There was a time years ago when flood insurance could be purchased in Alberta. The problem was that only homeowners that were close to a flood plain would purchase it making this type of insurance unaffordable since so few were buying it.
The only type of water damage that can be claimed by a homeowner is damage that has been caused by the escape or the backing up of water from a septic tank, sump pump, storm drain or a sewer. This type of coverage is only available as an extension from most companies.
Businesses, however, are offered flood insurance on their policies from most companies without an additional charge. Usually the deductible is higher for a flood claim than other claims but in a situation like we've seen today, the deductible won't seem like much to any businesses in Calgary that have received extensive damage from the flooding.
Flood damage for vehicles is available as an option for automobile insurance. You'll have to look through your policy if your car has been damaged to find out if you have purchased this type of coverage for your vehicle.
Calgary Insurance for Hail Damage
If you have a home that was recently damaged by hail, you'll need to check your insurance policy to make sure that you are covered. Here in Canada, most of the insurance providers offer wind and hail damage and some automatically include this damage in all of their policies.
To find out whether you are covered or not, look at your policy exclusions. If you don't see wind or hail mentioned in the list, you're insured. If you have an insurance policy that names perils, check to make sure that wind and hail are on the list.

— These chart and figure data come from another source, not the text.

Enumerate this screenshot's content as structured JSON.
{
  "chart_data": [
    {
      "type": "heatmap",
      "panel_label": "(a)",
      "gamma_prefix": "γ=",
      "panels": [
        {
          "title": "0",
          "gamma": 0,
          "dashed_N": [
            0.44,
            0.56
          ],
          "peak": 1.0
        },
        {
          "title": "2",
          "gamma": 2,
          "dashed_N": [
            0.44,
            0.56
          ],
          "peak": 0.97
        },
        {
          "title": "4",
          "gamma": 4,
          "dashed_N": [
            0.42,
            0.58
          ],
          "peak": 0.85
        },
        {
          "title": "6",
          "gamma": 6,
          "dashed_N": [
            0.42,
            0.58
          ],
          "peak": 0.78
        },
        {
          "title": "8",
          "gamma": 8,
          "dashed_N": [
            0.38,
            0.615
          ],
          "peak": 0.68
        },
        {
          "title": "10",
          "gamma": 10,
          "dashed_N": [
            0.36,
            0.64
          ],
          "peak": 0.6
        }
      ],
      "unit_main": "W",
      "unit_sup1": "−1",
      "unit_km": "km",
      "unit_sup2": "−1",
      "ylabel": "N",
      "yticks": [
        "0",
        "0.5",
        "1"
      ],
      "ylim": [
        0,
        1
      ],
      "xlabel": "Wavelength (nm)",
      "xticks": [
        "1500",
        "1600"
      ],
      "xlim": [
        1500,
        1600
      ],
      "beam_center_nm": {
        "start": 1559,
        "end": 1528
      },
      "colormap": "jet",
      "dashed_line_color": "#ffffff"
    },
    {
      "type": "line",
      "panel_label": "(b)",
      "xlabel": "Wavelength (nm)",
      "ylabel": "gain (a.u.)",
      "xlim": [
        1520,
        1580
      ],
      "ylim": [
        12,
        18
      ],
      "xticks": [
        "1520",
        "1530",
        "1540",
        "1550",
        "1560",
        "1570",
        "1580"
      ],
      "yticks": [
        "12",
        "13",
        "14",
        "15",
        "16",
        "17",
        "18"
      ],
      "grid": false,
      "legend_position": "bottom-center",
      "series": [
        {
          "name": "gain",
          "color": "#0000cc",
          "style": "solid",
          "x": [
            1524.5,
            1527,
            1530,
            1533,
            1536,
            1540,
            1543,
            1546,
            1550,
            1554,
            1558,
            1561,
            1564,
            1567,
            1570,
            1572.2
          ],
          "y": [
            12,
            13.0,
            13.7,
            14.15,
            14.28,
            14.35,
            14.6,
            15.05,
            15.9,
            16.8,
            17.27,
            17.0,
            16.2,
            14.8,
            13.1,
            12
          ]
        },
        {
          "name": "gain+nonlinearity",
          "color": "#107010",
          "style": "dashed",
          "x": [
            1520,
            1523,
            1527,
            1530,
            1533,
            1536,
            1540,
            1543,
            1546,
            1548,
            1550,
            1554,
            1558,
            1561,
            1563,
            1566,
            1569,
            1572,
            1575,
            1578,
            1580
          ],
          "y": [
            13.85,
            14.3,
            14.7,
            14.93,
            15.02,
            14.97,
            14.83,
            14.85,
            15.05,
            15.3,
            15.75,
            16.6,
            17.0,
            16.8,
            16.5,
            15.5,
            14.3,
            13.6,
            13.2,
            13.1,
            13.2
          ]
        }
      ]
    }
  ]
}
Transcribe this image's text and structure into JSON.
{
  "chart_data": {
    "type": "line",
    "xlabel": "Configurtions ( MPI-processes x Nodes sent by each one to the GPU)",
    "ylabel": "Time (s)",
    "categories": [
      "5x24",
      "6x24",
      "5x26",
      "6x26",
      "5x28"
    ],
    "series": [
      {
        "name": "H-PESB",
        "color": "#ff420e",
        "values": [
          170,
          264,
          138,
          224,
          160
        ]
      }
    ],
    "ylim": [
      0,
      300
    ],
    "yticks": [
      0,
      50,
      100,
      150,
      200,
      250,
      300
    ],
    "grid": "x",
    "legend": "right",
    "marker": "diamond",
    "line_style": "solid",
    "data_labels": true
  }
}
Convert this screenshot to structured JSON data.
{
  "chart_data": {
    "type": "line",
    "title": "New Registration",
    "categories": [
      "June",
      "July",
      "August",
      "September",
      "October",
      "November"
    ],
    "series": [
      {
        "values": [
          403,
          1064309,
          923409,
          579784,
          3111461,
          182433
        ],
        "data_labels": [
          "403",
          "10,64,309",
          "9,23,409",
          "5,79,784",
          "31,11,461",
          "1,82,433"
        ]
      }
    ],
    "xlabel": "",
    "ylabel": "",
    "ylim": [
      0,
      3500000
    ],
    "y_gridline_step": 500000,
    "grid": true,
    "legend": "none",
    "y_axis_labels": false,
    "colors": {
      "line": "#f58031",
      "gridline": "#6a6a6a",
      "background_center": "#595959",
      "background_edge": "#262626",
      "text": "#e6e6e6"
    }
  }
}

Most policies also provide conditions in the coverage. For example, if your roof or siding was close to reaching its life expectancy before the damage occurred, you might not receive the full replacement cost. As well, depreciation may be applied for wear and tear. If your siding was already well-worn, for example, it's assumed that it would naturally be more susceptible to damage.
In most cases, manufactured and mobile homes aren't covered for hail damage. If you aren't sure whether you are protected or not, it's always best to call up your insurance provider for verification. Sometimes it can be extremely difficult to understand the wording in your home insurance policy.
If you find out that you are covered, your insurance company will walk you step-by-step through the claim process. If your home is currently up for sale or you are closing on a home that may have been storm damaged, it's important to get a hold of your lawyer and real estate agent right away. It's also necessary to get the claim started immediately so that the information can be passed on to the new homeowner through his lawyer or real estate agent.
Everything needs to be properly documented since all claims stay with the home. Even when home ownership changes, the repairs will still be completed and the claim will be honoured. When the claim credit comes through, you may want to consider upgrading your vinyl siding to hardie board. This type of board is naturally resistant to storm damages, insects, corrosive salt, fire, mold and rot and comes with a 50-year warranty.